California regulators have proposed setting a moratorium on new commercial and industrial (C/I) connections this winter as a means of ensuring reliability for existing customers.

The moratorium would run from Jan. 11 through March 31 if the California Public Utilities Commission (CPUC) endorses the move at its Jan. 11 business meeting. State energy officials, including CPUC President Michael Picker, have expressed concerns surrounding gas service this winter in Southern California.

According to the CPUC’s outlook, the moratorium would help avoid increased demand for gas by new C/I customers this winter until state regulators are assured by the Sempra Energy utility that there is adequate capacity in the system. Currently, SoCalGas is not giving those assurances with three of its transmission pipelines out of service.

Last month, state energy agencies and the Los Angeles Department of Water and Power concluded that the biggest new hurdle for the gas-dependent region is the absence of the SoCalGas transmission pipelines. That factor is coming to light belatedly, considering that one of the idled lines ruptured Oct. 1 and it isn’t certain when it will return to service.

The CPUC estimates that two of the the three transmission pipelines now offline are unlikely to return to service before next spring. This will “further constrain gas service to this region during peak winter months,” a CPUC spokesperson said.

The winter assessment, driven by the Aliso Canyon storage field’s hobbled conditions, has identified a C/I moratorium as one of the potential mitigating factors against impending gas shortages in the region.

“The moratorium would only affect new connections for C/I connections; it would not affect residential connections or the transfer of existing connections,” a SoCalGas spokesperson said.

Given what the CPUC has designated as an emergency situation, the typical 30-day comment period was reduced, so comments on the proposal are due to the CPUC by Jan. 4, 2018.

The CPUC draft resolution that will be on the agenda of its first business meeting of the new year is construed by the regulators to be needed to avoid increasing demand for gas from C/I customers, some of which use huge volumes of fuel. “A combination of events has created an unforeseen emergency situation,” CPUC officials contend.
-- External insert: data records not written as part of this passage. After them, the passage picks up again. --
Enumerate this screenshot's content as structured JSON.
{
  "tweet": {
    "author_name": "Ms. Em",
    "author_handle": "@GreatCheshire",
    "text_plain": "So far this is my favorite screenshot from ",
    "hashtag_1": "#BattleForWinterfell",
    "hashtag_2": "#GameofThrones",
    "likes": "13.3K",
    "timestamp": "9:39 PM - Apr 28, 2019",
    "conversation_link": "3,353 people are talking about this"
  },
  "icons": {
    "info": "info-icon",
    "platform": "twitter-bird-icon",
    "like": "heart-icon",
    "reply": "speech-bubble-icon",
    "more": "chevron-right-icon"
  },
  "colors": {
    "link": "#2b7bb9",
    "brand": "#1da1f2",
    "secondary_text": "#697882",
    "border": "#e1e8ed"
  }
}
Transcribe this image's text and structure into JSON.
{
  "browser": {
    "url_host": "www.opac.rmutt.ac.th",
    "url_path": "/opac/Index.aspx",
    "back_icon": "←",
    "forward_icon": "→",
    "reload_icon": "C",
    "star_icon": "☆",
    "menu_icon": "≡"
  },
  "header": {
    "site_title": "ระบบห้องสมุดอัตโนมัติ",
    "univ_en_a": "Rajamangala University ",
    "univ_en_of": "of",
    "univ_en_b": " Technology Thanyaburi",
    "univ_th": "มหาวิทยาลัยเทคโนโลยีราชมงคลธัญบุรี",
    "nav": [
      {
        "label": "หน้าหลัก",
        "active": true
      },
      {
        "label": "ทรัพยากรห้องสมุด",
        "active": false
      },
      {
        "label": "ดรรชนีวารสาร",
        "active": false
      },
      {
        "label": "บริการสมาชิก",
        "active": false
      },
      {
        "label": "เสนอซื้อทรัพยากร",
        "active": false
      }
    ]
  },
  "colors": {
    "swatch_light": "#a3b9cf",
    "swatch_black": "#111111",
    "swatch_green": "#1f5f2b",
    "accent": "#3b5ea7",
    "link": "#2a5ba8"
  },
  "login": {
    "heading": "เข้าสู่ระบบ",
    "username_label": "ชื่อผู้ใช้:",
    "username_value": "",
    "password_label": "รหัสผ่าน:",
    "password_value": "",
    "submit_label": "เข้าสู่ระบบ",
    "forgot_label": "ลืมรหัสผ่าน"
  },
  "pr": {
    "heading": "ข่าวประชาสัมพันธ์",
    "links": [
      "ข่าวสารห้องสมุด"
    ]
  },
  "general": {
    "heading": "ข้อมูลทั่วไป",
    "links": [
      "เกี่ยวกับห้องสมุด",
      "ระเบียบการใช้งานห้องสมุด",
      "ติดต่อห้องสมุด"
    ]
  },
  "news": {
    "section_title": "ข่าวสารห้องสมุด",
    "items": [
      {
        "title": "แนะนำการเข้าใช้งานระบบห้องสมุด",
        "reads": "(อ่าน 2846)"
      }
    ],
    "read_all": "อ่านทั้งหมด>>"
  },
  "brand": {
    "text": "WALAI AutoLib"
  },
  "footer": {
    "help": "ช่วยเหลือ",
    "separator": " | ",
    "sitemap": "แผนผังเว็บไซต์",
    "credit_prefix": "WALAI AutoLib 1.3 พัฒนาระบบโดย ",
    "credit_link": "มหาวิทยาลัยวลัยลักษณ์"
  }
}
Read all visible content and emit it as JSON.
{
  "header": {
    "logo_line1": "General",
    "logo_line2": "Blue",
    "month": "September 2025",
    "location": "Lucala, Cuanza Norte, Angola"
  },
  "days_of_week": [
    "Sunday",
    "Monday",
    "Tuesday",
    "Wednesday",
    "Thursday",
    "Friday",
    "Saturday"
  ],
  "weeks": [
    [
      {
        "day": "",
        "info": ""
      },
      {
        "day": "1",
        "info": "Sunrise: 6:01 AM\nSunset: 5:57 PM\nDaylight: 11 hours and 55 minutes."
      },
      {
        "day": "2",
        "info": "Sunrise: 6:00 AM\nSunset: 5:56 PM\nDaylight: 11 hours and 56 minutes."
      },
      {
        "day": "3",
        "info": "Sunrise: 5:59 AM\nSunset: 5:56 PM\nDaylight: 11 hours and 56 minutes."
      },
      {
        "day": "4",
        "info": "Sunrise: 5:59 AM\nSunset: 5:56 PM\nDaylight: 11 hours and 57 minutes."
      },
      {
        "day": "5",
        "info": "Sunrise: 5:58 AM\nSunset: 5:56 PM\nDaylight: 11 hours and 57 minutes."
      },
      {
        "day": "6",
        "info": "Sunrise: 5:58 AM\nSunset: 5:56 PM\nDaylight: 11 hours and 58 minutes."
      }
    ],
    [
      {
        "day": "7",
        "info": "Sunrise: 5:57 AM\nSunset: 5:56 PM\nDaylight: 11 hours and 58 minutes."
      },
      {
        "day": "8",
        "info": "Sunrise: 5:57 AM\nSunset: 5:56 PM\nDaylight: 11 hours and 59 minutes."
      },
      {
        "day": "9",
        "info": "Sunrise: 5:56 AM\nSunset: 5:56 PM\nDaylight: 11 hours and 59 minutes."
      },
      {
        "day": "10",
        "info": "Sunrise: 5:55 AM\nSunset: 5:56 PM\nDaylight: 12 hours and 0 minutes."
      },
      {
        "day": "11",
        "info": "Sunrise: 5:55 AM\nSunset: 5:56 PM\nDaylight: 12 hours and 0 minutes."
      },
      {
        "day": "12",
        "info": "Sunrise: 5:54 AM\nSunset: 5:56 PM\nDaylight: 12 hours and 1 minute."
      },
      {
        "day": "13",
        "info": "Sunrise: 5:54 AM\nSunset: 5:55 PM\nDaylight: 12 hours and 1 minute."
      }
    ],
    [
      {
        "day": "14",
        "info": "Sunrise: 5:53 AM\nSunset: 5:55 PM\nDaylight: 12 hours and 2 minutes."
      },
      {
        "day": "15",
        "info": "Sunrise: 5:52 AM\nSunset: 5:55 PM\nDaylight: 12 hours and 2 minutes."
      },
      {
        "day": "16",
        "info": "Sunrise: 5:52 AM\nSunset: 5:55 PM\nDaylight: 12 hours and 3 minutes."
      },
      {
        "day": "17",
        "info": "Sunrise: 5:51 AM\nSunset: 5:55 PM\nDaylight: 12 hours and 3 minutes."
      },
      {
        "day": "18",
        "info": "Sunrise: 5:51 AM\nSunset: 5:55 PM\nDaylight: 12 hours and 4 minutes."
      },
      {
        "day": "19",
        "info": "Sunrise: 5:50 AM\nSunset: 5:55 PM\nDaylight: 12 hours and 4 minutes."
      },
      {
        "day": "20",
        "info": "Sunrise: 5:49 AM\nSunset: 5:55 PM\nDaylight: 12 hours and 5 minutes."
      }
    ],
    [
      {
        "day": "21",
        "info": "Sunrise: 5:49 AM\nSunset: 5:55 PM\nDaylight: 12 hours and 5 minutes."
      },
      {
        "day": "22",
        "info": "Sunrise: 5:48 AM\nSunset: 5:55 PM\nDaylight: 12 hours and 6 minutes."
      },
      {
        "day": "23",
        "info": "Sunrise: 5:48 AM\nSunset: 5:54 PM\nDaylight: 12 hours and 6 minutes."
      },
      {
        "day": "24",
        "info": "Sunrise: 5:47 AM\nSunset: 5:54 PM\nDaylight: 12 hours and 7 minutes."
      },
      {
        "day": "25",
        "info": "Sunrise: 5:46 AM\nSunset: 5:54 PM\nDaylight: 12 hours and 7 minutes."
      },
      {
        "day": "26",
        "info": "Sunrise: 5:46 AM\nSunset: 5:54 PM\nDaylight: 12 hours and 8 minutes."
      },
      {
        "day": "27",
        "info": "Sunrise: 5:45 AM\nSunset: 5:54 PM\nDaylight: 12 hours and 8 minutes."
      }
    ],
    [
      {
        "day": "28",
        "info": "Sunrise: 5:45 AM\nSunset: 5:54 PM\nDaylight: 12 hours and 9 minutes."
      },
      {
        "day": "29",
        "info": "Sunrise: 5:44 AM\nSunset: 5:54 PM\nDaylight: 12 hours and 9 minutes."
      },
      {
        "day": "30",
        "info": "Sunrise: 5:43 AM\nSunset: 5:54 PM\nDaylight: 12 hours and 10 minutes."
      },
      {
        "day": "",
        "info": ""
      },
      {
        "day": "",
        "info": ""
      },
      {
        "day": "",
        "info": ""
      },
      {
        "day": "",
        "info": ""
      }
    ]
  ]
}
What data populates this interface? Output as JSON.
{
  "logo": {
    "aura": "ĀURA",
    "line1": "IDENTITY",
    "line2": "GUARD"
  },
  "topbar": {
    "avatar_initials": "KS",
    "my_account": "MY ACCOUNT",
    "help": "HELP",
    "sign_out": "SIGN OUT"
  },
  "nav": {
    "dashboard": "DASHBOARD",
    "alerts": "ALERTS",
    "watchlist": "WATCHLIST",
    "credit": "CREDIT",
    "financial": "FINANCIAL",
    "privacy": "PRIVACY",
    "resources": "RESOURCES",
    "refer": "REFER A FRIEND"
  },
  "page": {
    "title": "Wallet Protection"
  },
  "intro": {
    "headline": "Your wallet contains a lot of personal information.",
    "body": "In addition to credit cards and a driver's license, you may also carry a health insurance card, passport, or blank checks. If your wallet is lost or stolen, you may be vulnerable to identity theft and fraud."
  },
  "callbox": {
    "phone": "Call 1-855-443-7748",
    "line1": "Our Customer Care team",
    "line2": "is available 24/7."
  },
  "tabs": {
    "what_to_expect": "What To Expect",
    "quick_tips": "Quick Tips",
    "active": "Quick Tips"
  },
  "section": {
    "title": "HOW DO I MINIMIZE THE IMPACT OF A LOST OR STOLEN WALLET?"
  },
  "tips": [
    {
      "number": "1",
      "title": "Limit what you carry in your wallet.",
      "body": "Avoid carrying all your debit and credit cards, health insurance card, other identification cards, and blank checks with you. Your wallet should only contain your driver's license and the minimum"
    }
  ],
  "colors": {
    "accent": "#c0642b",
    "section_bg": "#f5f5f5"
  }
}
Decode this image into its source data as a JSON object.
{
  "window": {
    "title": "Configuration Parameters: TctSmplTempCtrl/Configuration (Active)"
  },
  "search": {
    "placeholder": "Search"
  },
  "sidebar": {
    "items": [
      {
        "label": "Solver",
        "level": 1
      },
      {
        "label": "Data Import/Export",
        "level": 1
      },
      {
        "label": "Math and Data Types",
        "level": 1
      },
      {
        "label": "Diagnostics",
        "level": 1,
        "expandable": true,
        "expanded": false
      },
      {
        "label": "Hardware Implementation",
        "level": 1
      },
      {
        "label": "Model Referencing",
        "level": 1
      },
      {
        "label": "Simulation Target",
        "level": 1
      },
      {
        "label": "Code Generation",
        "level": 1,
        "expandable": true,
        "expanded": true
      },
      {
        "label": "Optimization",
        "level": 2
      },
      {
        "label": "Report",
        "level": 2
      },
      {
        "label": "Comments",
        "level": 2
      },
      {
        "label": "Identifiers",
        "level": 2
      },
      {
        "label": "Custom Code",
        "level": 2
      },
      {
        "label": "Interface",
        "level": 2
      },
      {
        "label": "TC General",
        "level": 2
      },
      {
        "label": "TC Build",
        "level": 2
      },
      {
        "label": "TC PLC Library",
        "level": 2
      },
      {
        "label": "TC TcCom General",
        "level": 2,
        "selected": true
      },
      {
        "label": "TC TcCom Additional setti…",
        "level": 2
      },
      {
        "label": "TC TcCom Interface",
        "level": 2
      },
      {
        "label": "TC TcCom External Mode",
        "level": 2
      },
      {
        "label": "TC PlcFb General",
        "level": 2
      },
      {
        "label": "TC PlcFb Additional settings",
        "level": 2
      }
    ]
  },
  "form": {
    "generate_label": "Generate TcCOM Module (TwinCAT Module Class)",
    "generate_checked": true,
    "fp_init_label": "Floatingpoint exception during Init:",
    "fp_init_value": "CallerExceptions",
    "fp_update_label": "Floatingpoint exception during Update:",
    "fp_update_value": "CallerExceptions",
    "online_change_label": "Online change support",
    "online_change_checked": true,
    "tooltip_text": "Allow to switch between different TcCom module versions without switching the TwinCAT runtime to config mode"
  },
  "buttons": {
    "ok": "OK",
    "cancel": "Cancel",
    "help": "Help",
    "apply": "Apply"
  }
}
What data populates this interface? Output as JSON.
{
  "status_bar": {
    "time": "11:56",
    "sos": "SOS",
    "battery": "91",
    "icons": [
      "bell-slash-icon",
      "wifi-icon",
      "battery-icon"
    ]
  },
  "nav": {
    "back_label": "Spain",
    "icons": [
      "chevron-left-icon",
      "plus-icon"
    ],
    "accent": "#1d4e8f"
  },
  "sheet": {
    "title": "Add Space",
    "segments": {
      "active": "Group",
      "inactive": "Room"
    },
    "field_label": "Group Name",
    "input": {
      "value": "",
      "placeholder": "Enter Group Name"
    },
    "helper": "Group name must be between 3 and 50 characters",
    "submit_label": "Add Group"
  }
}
Despite authorizing use of some withdrawals from Aliso Canyon, deploying more smart conservation measures and other measures recommended as part of the latest technical winter assessment, it remains unclear if those actions would be enough to avoid gas service disruptions this winter, the CPUC said in its draft emergency order resolution.

The state energy officials are calling the amount of transmission lines out of service “unprecedented,” and the draft resolution called for SoCalGas to submit a new Tier 2 advice letter containing the needed tariff changes prompted by the moratorium on signing up new C/I customers.